My rules for the walk were:

  1. No general media (newspapers, articles, podcasts)
  2. No social media (Twitter, Instagram)
  3. Consolidate data every day (walk notes, photos, GPS data, audio)
  4. Push an SMS message out every night (for the first 25 days)
  5. Record and publish ~15 mins of audio each day
  6. Shoot a portrait before 10am


He glosses this in ridge lines 134

I went on my first “big” walk — that is, a walk longer than ten days — in 2019. Until then I had had no rules. But for that walk, based on work I had done at writing fellowships and retreats, and recognizing the absolute power of disconnecting from the internet, I began to “play” with various walking rules. That first big, disconnected walk was a revelation. Everything since has built atop that experience. Layers of rules, added and peeled away.

I particularly dig the media creation rules — the forcing of my hand each day to make something, to look more closely and closer still at the sometimes nothingness of it all, record that so-called nothingness, and push it out into the world. A farmer’s face. The silent sea between Hokkaido and Honshu. A drunken fisherman psyched about squid. Like little ablutions


He creates “cornerstone activities”


photography will be a cornerstone activity. As will be Ridgeline and Roden (and On Margins) dispatches from the field.

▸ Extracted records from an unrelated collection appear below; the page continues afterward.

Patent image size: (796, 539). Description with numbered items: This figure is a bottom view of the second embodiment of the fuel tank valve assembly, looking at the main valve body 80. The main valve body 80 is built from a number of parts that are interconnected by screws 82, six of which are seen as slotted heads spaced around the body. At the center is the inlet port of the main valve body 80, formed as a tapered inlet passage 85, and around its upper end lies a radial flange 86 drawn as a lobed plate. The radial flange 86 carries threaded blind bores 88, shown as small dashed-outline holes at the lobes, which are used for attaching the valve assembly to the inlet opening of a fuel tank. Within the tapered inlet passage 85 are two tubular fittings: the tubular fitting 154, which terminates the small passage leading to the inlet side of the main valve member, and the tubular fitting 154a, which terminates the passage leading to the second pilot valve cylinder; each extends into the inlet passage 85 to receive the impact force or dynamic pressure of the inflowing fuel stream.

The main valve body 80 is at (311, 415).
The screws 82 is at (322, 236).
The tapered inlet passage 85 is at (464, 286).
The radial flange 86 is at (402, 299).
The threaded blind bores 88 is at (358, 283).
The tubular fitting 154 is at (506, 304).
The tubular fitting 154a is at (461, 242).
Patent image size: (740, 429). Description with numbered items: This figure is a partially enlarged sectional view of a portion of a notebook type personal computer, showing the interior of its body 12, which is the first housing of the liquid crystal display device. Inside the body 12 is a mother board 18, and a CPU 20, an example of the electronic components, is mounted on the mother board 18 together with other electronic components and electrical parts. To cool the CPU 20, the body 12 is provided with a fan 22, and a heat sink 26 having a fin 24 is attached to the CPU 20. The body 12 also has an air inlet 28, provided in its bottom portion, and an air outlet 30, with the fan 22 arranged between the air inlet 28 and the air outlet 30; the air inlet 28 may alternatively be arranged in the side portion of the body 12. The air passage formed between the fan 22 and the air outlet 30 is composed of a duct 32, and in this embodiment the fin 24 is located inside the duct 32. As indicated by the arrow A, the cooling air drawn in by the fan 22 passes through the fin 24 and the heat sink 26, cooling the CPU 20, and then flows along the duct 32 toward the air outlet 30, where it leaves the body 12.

Early in one of his newsletters he hatches the idea of the long walk and sets up guiding rules

He will send out a daily photo each day: 

I see this as a forcing function embedded within the rhythm of the day. I arrive at the inn. Am forced to collate the day’s images. Cull. Cut. Pick one. Push it out. But push it out to a system that doesn’t pull: sms. Unadorned. No stream. No stories. 


He will send out a daily audio recording:

I’m also measuring in sound. Fifteen minutes of audio a day, every day, recorded at 9:45 am. Wherever I may be. I stop, move to the side of the path or road, and then hit record on my binaural mics. The audio is then uploaded in the evening.